Are the gut reactions we feel when we encounter a market that makes us queasy an indicator that our queasiness is justified, for reasons we don't yet understand? Maybe so, but I doubt it. In high stakes cases like markets for organs or genetically engineered babies, we should take our cue from Brennan and Jaworski and look to the expected consequences of markets -- including regulated markets -- on human welfare as a way of gauging whether our gut reactions are a reliable indicator of whether a market is morally justified.


[1] Michael Sandel, What Money Can't Buy: The Moral Limits of Markets, Farrar, Straus and Giroux, 2013. Gerald Cohen, Why not Socialism? Princeton University Press, 2009.

[2] Debra Satz, Why Some Things Should not be for Sale. Oxford University Press, 2012. Elizabeth Anderson, Value in Ethics and Economics, Harvard University Press, 1995.

[3] See Gerald Dworkin, "Markets and Morals: The Case for Organ Sales." Reprinted in Philosophy, Politics, and Economics, Oxford University Press, 2015.

[4] According to Robert Ellickson, a "norm entrepreneur" is someone in a social group with "superior technical intelligence, social intelligence, and leadership skills." "The Market for Social Norms." American Law and Economics Review 3(1), 2001.

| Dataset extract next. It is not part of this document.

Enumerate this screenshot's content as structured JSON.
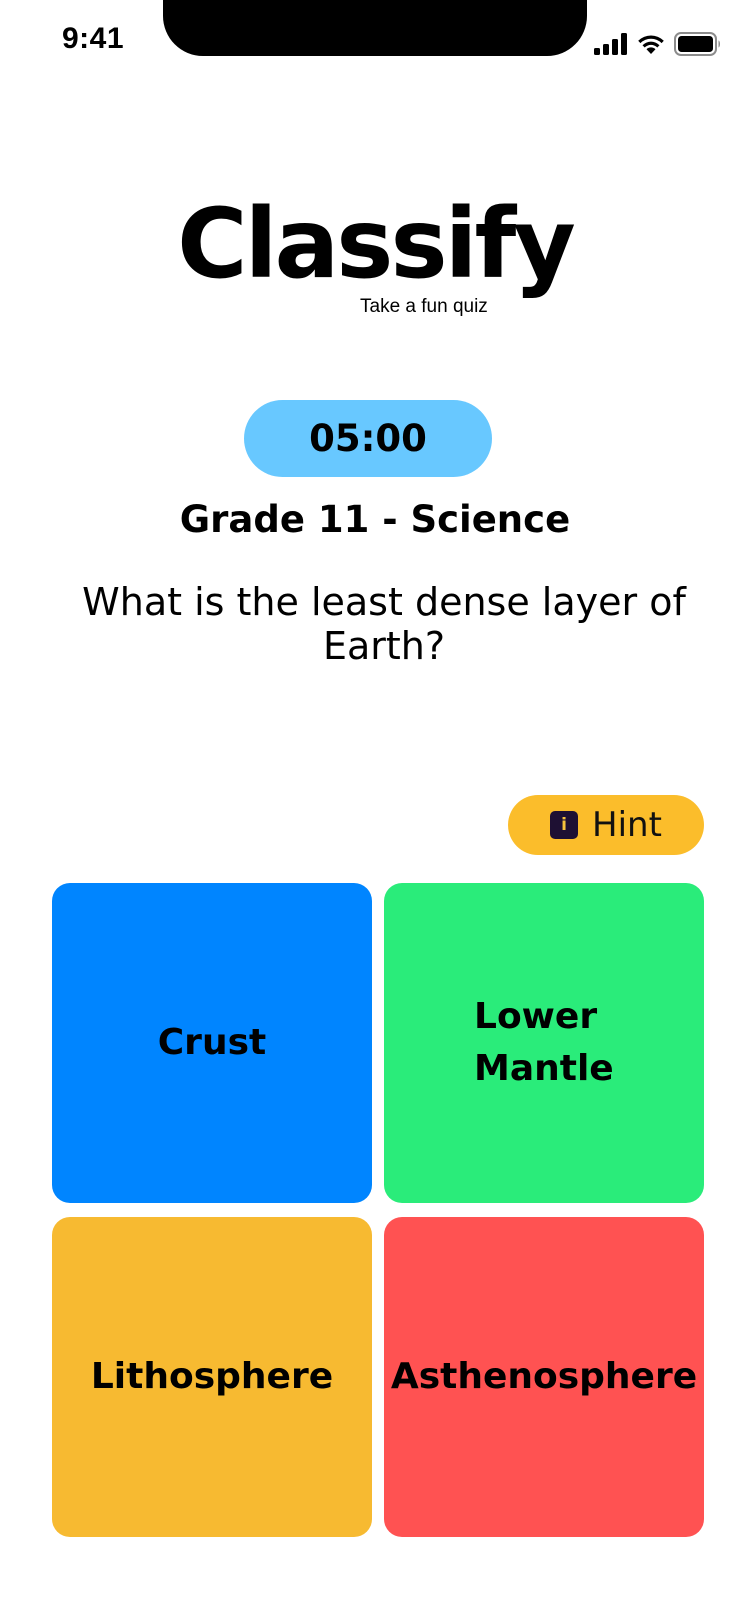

[5] The Righteous Mind, Vintage Publishing, 2013, p. 45.

[6] Herbert Gintis and Samuel Bowles, A Cooperative Species: Human Reciprocity and Its Evolution. Princeton University Press, 2013.

[7] Allen Buchanan and Russell Powell, "Toward a Naturalistic Theory of Moral Progress." Social Philosophy and Policy (forthcoming). Jonny Anomaly and Geoffrey Brennan, "Social Norms, The Invisible Hand, and the Law." University of Queensland Law Journal, 33(2), 2014.

[8] Leon Kass, "The Wisdom of Repugnance." The New Republic, June 2, 1997.